O Universo não inventou esse copo de água exclusivamente para a sua sede. Esse elemento que não é vivo mas é símbolo absoluto da vida e existe há milhões de anos. Ele é o camaleão perfeito que se faz de todas as formas e de todos os seres. Esse copo de água que lhe acode a sede já foi uma infinidade de corpos, sim, inanimados ou não. Já foi a humidade de uma parede ou o leito de um rio, caiu das nuvens tantas vezes quantas abrimos e fechamos olhos, já foi de uma planta e de um bicho, já foi de alguém. Ao beber, leva à boca um património do Mundo que inclui a graça limpa de ter sido parte do corpo de alguém. A vastidão de água que vemos é também o lugar onde verdadeiramente se juntam todos os mortos. Essencial lugar onde restam porque é também onde se funda a vida que chega e a que chegará. Quando olhámos a vastidão de água vemos toda a vida futura, que a usará para ser inelutavelmente.

Acho incrivelmente poético que possamos abeirar a praia e encarar o mar como nosso imenso povo. Todos os povos e todas as espécies. Bocado de tudo quanto haverá de respirar.

Que ainda não tenhamos pleno respeito e plena consciência da importância de manter a água limpa, apta à vida, é uma falha grave que acontece em espíritos suicidas. A humanidade corre em folia suicida. Enquanto multidão, agimos como se soubéssemos muito pouco, não porque não o saibamos mas porque repudiamos o que sabemos. Estamos num tempo que parece fazer gala da opção por boicotar a ciência, como se a estupidez quisesse vingar-se do brio da ciência, do esforço que ela implica, da ética a que ela obriga. Parece haver uma necessidade de desobrigação.

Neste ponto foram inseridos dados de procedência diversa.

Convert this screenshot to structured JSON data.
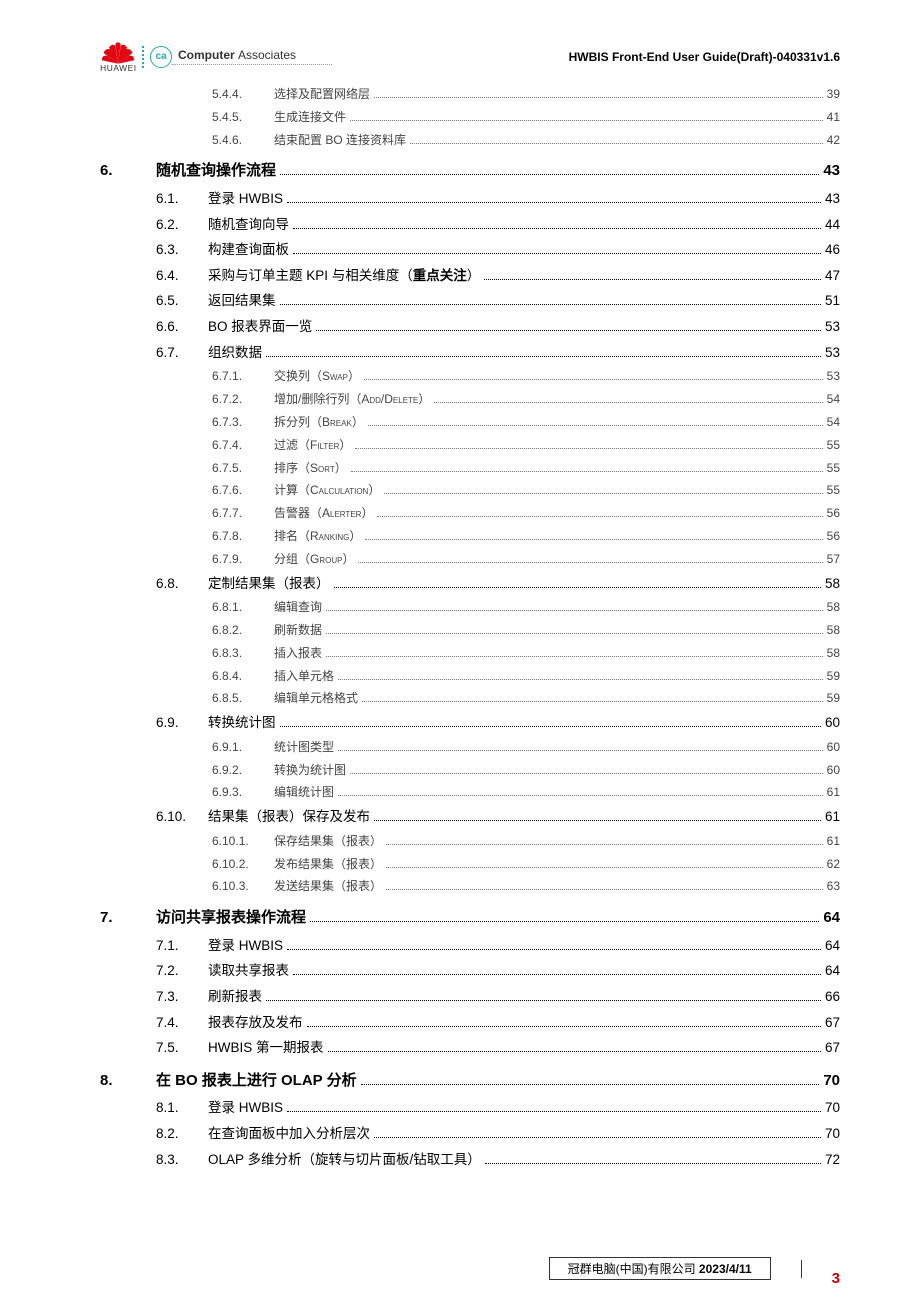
{
  "header": {
    "huawei_label": "HUAWEI",
    "ca_bold": "Computer ",
    "ca_light": "Associates",
    "doc_title": "HWBIS Front-End User Guide(Draft)-040331v1.6"
  },
  "toc": [
    {
      "level": 3,
      "num": "5.4.4.",
      "title": "选择及配置网络层",
      "page": "39"
    },
    {
      "level": 3,
      "num": "5.4.5.",
      "title": "生成连接文件",
      "page": "41"
    },
    {
      "level": 3,
      "num": "5.4.6.",
      "title": "结束配置 BO 连接资料库",
      "page": "42"
    },
    {
      "level": 1,
      "num": "6.",
      "title": "随机查询操作流程",
      "page": "43"
    },
    {
      "level": 2,
      "num": "6.1.",
      "title": "登录 HWBIS",
      "page": "43"
    },
    {
      "level": 2,
      "num": "6.2.",
      "title": "随机查询向导",
      "page": "44"
    },
    {
      "level": 2,
      "num": "6.3.",
      "title": "构建查询面板",
      "page": "46"
    },
    {
      "level": 2,
      "num": "6.4.",
      "title": "采购与订单主题 KPI 与相关维度（<span class='emph'>重点关注</span>）",
      "page": "47"
    },
    {
      "level": 2,
      "num": "6.5.",
      "title": "返回结果集",
      "page": "51"
    },
    {
      "level": 2,
      "num": "6.6.",
      "title": "BO 报表界面一览",
      "page": "53"
    },
    {
      "level": 2,
      "num": "6.7.",
      "title": "组织数据",
      "page": "53"
    },
    {
      "level": 3,
      "num": "6.7.1.",
      "title": "交换列（S<span class='sc'>wap</span>）",
      "page": "53"
    },
    {
      "level": 3,
      "num": "6.7.2.",
      "title": "增加/删除行列（A<span class='sc'>dd</span>/D<span class='sc'>elete</span>）",
      "page": "54"
    },
    {
      "level": 3,
      "num": "6.7.3.",
      "title": "拆分列（B<span class='sc'>reak</span>）",
      "page": "54"
    },
    {
      "level": 3,
      "num": "6.7.4.",
      "title": "过滤（F<span class='sc'>ilter</span>）",
      "page": "55"
    },
    {
      "level": 3,
      "num": "6.7.5.",
      "title": "排序（S<span class='sc'>ort</span>）",
      "page": "55"
    },
    {
      "level": 3,
      "num": "6.7.6.",
      "title": "计算（C<span class='sc'>alculation</span>）",
      "page": "55"
    },
    {
      "level": 3,
      "num": "6.7.7.",
      "title": "告警器（A<span class='sc'>lerter</span>）",
      "page": "56"
    },
    {
      "level": 3,
      "num": "6.7.8.",
      "title": "排名（R<span class='sc'>anking</span>）",
      "page": "56"
    },
    {
      "level": 3,
      "num": "6.7.9.",
      "title": "分组（G<span class='sc'>roup</span>）",
      "page": "57"
    },
    {
      "level": 2,
      "num": "6.8.",
      "title": "定制结果集（报表）",
      "page": "58"
    },
    {
      "level": 3,
      "num": "6.8.1.",
      "title": "编辑查询",
      "page": "58"
    },
    {
      "level": 3,
      "num": "6.8.2.",
      "title": "刷新数据",
      "page": "58"
    },
    {
      "level": 3,
      "num": "6.8.3.",
      "title": "插入报表",
      "page": "58"
    },
    {
      "level": 3,
      "num": "6.8.4.",
      "title": "插入单元格",
      "page": "59"
    },
    {
      "level": 3,
      "num": "6.8.5.",
      "title": "编辑单元格格式",
      "page": "59"
    },
    {
      "level": 2,
      "num": "6.9.",
      "title": "转换统计图",
      "page": "60"
    },
    {
      "level": 3,
      "num": "6.9.1.",
      "title": "统计图类型",
      "page": "60"
    },
    {
      "level": 3,
      "num": "6.9.2.",
      "title": "转换为统计图",
      "page": "60"
    },
    {
      "level": 3,
      "num": "6.9.3.",
      "title": "编辑统计图",
      "page": "61"
    },
    {
      "level": 2,
      "num": "6.10.",
      "title": "结果集（报表）保存及发布",
      "page": "61"
    },
    {
      "level": 3,
      "num": "6.10.1.",
      "title": "保存结果集（报表）",
      "page": "61"
    },
    {
      "level": 3,
      "num": "6.10.2.",
      "title": "发布结果集（报表）",
      "page": "62"
    },
    {
      "level": 3,
      "num": "6.10.3.",
      "title": "发送结果集（报表）",
      "page": "63"
    },
    {
      "level": 1,
      "num": "7.",
      "title": "访问共享报表操作流程",
      "page": "64"
    },
    {
      "level": 2,
      "num": "7.1.",
      "title": "登录 HWBIS",
      "page": "64"
    },
    {
      "level": 2,
      "num": "7.2.",
      "title": "读取共享报表",
      "page": "64"
    },
    {
      "level": 2,
      "num": "7.3.",
      "title": "刷新报表",
      "page": "66"
    },
    {
      "level": 2,
      "num": "7.4.",
      "title": "报表存放及发布",
      "page": "67"
    },
    {
      "level": 2,
      "num": "7.5.",
      "title": "HWBIS 第一期报表",
      "page": "67"
    },
    {
      "level": 1,
      "num": "8.",
      "title": "在 BO 报表上进行 OLAP 分析",
      "page": "70"
    },
    {
      "level": 2,
      "num": "8.1.",
      "title": "登录 HWBIS",
      "page": "70"
    },
    {
      "level": 2,
      "num": "8.2.",
      "title": "在查询面板中加入分析层次",
      "page": "70"
    },
    {
      "level": 2,
      "num": "8.3.",
      "title": "OLAP 多维分析（旋转与切片面板/钻取工具）",
      "page": "72"
    }
  ],
  "footer": {
    "company_prefix": "冠群电脑(中国)有限公司 ",
    "date": "2023/4/11",
    "page_number": "3"
  }
}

O que é invariavelmente um salto para a desresponsabilização e para o abismo.

Que outra coisa seria se a água inscrevesse a memória dos seres passados. Se guardasse prova concreta de ter sido a frescura no olhar de Platão, o sangue que o coração de Cristo espraiou, o beijo de Luís Vaz de Camões a Violante Andrade. Tão outra coisa seria se esse copo de água lhe pudesse explicar por onde passou, que corpos compôs, o que testemunhou do Mundo, por dentro e por fora dos sentimentos, dos instintos, da paciência interminável das plantas. Seria tão mais imediata a necessidade da pureza, da manutenção sem possível mácula, para que nos assista à sede sem medo e sem culpa, como quem verdadeiramente faz o Mundo passar por seu organismo num gesto que nos concede a vida.

Como podemos, pois, privatizar o acesso à água? Como podemos normalizar o acesso a um elemento sem o qual não se vive e que o Planeta conserva num desafio cada vez maior? Não seria de robustecer o sentido contrário? Garantir que a água é um direito fundamental e que a sua conservação e o seu acesso será defendido incondicionalmente para todos, por todos, para hoje e para que se garanta a existência do futuro?

Vivo numa cidade recordista no absurdo da privatização do acesso à água. Os custos da água aqui só são superados pelo que vai em Santo Tirso e na Trofa (entregues, ao que parece, à mesma empresa). Depois, só depois, está o país inteiro. Como se não houvesse poesia para Vila do Conde. Muito menos poesia do que seria de supor.